State of Maharashtra, 2008 ALL MR
(Cri) 15;
(x) Hiroz s/o Baburao Meshram Vs State of
Maharashtra, 2015(3) Mh.L.J.(Cri.) 639;
(xi) Gopal s/o Nagnathrao Gunjkar Vs. State of Maharashtra, 2010 ALL MR (Cri) 2436;
21. The sum and substance of the above mentioned
rulings is that when a trap is set for proving the
charge of corruption against a public servant,
evidence about prior demand has its own importance.
Prior demand of bribe has to be positively
established. Mere recovery of tainted currency notes
by itself would not connect the person, from whom the
said notes were recovered, with any offence in the
absence of any evidence as to demand for bribe
amount. When there is variance in the evidence of
26 Cri.Appeal.144-08
the witnesses about the events those took place prior
to and at the time of trap, it is necessary to
examine an independent witness. In the absence of any
evidence, to show that both the accused persons
conspired to demand and accept the bribe, it cannot
be said that the accused from whom the tainted
currency notes were recovered abetted another accused
to commit the offence of demanding and accepting the
bribe. The accused has not to establish his defence
beyond reasonable doubt. He may rebut the presumption
under Section 20 of the Act by showing a mere
preponderance of probability in his favour.

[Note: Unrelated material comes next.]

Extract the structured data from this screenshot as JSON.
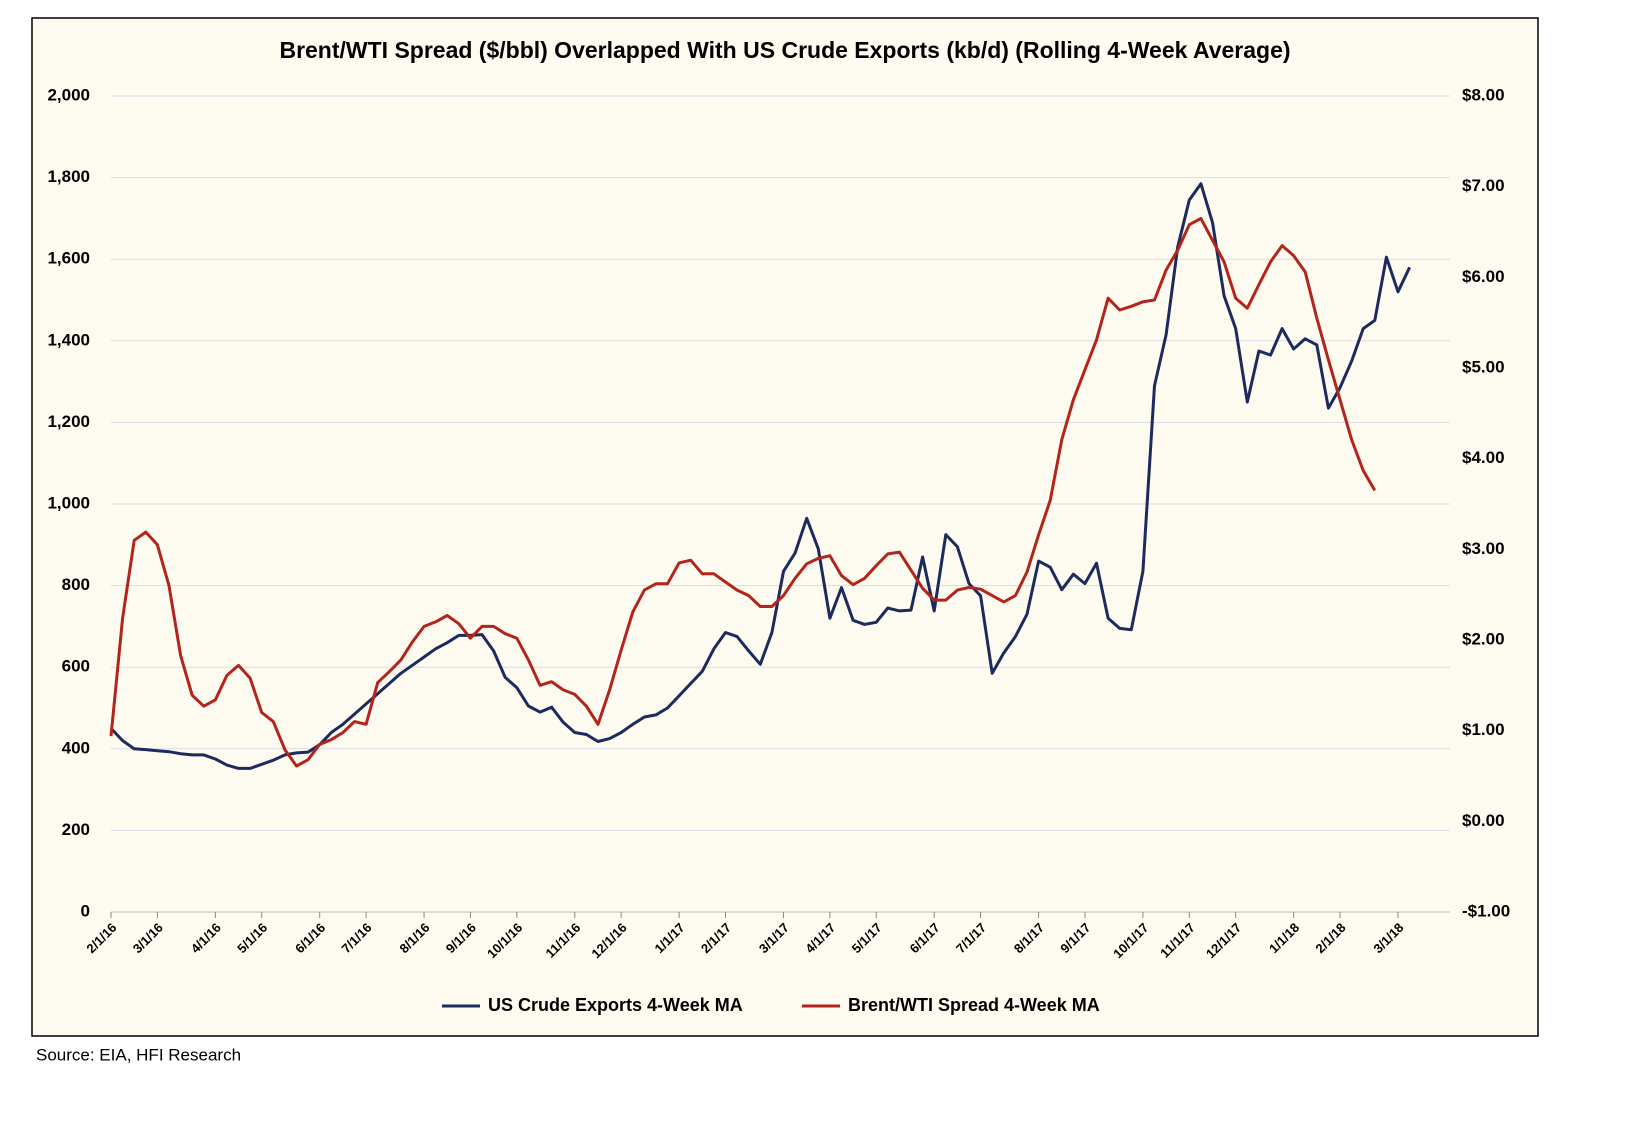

22. In the present case, as stated above, there
is no sufficient and dependable evidence to
established that appellant No.1 demanded bribe from
the complainant. There is no evidence to show that
appellant No.2 consciously accepted the tainted
currency notes for and on behalf of appellant no.1
knowing that it was the bribe amount. The defence set
up by appellant No.2 is quite natural and plausible.
27 Cri.Appeal.144-08
There is no independent corroboration to the evidence
of the complainant and Ashok Shelar (PW2). In the
above circumstances, it cannot be said that the
prosecution established beyond the reasonable doubts
that appellant No.1 demanded the bribe amount from
the complainant and appellant No.2 accepted the bribe
amount at the instance of appellant No.1.
23. The learned trial Judge did not appreciate
the facts of the case as well as the evidence on
record correctly and properly. Though, the evidence
on record is not cogent, consistent and dependable,
the learned trial Judge believed it and wrongly
convicted the appellants. The evidence on record
creates strong doubt about the alleged demand of
bribe by appellant No.1 and acceptance thereof by him
through appellant No.2.
24. In the result, the impugned judgment and
order will have to be set aside with the following
order :-
28 Cri.Appeal.144-08
O R D E R
(i) The appeal is allowed.
(ii) The impugned judgment and order are set
aside.
(iii) Appellant no.1 is acquitted of the offences
punishable under Sections 7 and 13(2) read with Section 13(1)(d) of the Prevention of Corruption Act, 1988.
(iv) Appellant no.2 is acquitted of the offences punishable under Sections 12 and 13(2) read with Section 13(1)(d) of the Prevention of Corruption Act, 1988.
(v) The bail bonds of the appellants are cancelled. They are set at liberty.
(vi) The fine amount deposited by the appellants be refunded to them.